1 pkg rigotoni pasta
1/2 (3 lb) pkg boneless skinless chicken breast cut into 1/2 inch pieces
1/2 tsp salt
1/4 tsp pepper
1 Tbsp olive oil
1 (26oz) jar marinara sauce
1 pint grape tomatoes, halved
1/2 cup thinly sliced fresh basil
1/2 cup heavy whipping cream
1 (8 oz) pkg shredded mozarella cheese
Preheat oven to 350°; spray a 13x9-inch baking dish with cooking spray. Cook pasta according to pkg directions; set aside. Sprinkle chicken with salt and pepper.
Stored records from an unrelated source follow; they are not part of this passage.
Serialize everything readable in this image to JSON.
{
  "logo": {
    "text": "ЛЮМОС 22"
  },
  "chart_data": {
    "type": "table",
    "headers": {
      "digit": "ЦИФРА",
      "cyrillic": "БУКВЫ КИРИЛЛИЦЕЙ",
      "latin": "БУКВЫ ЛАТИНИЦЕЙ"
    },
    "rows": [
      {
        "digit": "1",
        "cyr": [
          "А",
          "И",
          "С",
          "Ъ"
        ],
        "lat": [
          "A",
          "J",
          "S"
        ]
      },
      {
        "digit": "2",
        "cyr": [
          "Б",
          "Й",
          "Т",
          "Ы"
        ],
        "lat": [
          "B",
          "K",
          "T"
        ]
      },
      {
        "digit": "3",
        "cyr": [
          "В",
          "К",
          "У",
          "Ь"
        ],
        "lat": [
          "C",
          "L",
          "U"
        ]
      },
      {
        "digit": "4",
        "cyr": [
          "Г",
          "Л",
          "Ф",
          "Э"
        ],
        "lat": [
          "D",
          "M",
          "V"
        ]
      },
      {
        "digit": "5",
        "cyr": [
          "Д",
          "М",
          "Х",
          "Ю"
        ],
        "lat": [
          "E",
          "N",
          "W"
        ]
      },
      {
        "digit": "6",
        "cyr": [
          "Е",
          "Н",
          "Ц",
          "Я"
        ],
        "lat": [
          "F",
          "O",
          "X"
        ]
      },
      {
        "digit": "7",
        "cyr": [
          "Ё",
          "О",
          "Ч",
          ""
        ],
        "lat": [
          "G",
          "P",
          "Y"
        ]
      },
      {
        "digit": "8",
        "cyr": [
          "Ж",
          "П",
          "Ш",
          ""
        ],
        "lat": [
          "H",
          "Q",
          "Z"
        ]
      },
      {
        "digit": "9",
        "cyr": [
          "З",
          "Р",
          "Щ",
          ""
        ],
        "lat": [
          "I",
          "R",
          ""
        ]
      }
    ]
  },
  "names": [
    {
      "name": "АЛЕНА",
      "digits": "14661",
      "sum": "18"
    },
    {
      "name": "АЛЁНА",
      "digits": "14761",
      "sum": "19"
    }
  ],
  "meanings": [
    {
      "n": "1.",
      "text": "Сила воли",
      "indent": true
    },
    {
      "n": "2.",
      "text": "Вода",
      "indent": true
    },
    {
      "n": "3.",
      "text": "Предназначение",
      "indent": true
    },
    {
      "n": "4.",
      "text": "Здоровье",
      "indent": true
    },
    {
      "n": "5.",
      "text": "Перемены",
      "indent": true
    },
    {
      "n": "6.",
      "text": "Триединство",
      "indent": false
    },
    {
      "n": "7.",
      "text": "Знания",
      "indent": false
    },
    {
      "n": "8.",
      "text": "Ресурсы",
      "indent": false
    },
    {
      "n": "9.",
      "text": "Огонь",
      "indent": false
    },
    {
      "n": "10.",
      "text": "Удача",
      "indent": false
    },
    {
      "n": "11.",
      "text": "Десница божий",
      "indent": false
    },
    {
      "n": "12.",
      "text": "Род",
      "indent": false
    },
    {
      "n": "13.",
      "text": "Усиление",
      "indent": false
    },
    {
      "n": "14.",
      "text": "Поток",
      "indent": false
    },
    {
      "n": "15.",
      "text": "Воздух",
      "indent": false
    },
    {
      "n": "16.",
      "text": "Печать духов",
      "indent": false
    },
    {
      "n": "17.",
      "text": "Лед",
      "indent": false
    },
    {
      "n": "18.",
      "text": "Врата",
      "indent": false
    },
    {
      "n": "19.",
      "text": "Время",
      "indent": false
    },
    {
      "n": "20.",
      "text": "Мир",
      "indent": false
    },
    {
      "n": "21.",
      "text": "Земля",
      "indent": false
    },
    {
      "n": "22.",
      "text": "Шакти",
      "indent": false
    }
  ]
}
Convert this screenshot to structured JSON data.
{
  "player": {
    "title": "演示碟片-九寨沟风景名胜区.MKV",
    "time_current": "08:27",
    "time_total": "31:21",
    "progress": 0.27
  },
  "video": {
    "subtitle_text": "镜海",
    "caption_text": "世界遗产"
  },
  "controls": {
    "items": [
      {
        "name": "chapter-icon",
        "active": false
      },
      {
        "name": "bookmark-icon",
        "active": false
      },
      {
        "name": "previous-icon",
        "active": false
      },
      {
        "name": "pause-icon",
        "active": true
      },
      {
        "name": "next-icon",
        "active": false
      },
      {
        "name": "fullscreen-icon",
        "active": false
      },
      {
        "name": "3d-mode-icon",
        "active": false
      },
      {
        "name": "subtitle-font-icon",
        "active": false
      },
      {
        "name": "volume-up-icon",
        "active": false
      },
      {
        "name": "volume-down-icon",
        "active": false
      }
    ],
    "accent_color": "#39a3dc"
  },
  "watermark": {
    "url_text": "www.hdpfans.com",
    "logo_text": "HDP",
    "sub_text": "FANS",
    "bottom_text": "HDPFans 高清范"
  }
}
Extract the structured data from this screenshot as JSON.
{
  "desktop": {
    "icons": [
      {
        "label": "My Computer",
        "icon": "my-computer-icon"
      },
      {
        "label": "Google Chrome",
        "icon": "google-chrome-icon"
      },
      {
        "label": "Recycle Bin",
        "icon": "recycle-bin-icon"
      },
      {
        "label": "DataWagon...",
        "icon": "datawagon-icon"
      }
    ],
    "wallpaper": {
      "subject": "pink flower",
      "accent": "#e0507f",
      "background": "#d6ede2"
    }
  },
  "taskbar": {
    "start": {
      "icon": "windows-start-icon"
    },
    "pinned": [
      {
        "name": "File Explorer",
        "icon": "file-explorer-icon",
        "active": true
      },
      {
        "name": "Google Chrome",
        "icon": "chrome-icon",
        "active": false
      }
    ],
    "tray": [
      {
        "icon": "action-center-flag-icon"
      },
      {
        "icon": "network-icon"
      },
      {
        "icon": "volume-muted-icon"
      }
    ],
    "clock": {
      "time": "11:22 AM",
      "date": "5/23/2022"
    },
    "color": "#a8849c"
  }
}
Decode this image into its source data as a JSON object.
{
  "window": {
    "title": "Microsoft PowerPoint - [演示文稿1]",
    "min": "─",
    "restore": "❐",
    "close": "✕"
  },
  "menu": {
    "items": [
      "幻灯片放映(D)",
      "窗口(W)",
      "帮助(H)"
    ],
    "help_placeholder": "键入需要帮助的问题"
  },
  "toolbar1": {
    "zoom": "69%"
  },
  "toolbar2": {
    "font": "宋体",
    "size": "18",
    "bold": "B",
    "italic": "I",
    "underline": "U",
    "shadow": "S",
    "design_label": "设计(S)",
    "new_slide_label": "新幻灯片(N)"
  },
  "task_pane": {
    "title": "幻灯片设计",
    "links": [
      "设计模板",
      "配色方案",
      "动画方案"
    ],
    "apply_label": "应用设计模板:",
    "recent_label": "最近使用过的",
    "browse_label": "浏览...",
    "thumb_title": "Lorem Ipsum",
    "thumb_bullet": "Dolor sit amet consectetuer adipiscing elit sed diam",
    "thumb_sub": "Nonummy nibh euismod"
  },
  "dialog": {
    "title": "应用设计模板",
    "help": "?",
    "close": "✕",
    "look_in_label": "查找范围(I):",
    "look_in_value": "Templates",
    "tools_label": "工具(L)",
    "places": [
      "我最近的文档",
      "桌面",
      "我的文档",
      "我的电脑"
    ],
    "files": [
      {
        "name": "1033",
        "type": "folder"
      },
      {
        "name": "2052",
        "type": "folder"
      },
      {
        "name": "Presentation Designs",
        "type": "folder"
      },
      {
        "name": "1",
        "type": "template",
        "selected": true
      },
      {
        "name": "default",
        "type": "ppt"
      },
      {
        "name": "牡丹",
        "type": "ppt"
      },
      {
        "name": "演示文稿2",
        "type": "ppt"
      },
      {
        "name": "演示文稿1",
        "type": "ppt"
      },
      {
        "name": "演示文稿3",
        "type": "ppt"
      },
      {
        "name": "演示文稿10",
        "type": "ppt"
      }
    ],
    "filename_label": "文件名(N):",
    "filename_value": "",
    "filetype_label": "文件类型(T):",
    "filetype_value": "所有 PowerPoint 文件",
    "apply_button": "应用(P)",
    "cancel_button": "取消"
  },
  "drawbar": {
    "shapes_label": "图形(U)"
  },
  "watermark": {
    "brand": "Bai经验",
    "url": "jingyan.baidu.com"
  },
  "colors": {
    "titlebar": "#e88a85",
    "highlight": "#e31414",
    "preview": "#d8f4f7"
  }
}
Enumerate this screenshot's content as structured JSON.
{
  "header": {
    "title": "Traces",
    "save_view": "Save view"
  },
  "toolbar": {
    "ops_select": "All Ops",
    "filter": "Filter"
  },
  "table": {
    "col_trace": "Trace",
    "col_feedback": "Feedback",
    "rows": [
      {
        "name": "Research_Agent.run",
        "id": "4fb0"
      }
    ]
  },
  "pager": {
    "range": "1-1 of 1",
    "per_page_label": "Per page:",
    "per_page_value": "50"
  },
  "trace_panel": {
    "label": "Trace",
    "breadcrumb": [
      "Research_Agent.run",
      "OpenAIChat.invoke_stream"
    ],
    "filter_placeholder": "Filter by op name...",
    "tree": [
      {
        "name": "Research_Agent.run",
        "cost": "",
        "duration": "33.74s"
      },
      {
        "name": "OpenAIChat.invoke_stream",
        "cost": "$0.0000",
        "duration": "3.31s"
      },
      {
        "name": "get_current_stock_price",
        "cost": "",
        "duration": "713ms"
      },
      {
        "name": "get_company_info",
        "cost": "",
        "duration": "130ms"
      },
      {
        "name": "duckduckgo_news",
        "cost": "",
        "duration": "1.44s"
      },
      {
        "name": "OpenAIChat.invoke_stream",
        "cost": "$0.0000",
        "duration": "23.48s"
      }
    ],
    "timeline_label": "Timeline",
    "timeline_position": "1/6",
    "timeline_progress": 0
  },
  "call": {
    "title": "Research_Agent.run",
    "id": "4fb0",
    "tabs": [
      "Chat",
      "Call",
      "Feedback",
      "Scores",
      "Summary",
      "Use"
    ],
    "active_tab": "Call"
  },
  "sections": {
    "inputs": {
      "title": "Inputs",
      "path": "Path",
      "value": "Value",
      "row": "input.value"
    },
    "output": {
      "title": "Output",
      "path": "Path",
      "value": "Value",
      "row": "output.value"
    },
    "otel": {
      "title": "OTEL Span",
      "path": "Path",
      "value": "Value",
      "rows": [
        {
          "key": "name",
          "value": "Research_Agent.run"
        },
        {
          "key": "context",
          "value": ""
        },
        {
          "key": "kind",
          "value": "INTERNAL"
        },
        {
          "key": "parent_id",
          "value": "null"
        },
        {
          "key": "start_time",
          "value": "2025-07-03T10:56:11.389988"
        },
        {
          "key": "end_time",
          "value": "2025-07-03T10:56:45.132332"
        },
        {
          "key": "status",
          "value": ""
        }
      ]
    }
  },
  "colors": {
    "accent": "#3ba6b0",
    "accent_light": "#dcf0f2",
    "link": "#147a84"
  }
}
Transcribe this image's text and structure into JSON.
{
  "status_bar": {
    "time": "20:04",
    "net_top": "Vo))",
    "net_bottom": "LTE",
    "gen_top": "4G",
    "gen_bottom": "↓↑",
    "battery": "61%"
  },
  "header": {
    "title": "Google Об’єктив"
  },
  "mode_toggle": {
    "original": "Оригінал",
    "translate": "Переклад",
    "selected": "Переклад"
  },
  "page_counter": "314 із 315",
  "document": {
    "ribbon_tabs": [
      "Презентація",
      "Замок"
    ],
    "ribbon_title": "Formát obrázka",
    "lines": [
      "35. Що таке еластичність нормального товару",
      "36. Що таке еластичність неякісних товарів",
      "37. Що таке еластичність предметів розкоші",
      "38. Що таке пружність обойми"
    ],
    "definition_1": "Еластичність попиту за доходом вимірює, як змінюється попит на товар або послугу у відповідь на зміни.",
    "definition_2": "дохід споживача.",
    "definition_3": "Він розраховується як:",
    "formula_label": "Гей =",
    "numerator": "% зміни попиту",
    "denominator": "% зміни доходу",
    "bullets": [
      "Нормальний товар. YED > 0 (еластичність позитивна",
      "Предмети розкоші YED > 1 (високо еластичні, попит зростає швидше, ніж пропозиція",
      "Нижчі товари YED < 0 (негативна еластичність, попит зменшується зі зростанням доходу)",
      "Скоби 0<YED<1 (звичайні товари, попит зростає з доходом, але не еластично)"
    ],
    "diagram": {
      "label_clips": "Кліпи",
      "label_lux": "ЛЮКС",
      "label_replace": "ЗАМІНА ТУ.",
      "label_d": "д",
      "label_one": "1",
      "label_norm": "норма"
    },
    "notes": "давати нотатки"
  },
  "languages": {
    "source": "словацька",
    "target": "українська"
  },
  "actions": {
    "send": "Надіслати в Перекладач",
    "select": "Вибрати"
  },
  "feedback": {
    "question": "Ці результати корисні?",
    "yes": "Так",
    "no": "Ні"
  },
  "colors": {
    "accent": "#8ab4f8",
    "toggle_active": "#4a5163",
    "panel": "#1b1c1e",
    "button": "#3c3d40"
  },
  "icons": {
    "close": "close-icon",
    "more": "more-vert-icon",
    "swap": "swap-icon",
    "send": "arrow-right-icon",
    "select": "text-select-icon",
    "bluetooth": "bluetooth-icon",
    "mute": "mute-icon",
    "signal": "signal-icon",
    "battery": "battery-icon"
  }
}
Heat oil in a large skillet over medium-high heat. Add chicken; cook 8 minutes or until done. Stir in marinara sauce, tomatoes, basil, cream, and pasta. Add 1 cup cheese, stirring to combine; spoon into prepared dish. Sprinkle with remaining cheese. Bake 25 minutes or until hot and bubbly.
Serves 4-6
I use this marinara sauce recipe.
Marinara Sauce
2 Tbsp olive oil
2 garlic clove, minced
1 (14 oz) can tomato sauce
1 chopped onion
1 tsp garlic clove, minced
1 tsp dried basil
½ tsp dried rosemary
¼ tsp dried oregano
1 tsp sugar
salt and black pepper to taste
Heat up 2 Tbsp olive oil. Saute garlic and onion. Add tomato sauce and bring to a low boil. Add dried
seasonings. Bring back to boil and stir in sugar. Add salt and pepper to taste. use immediately or chill.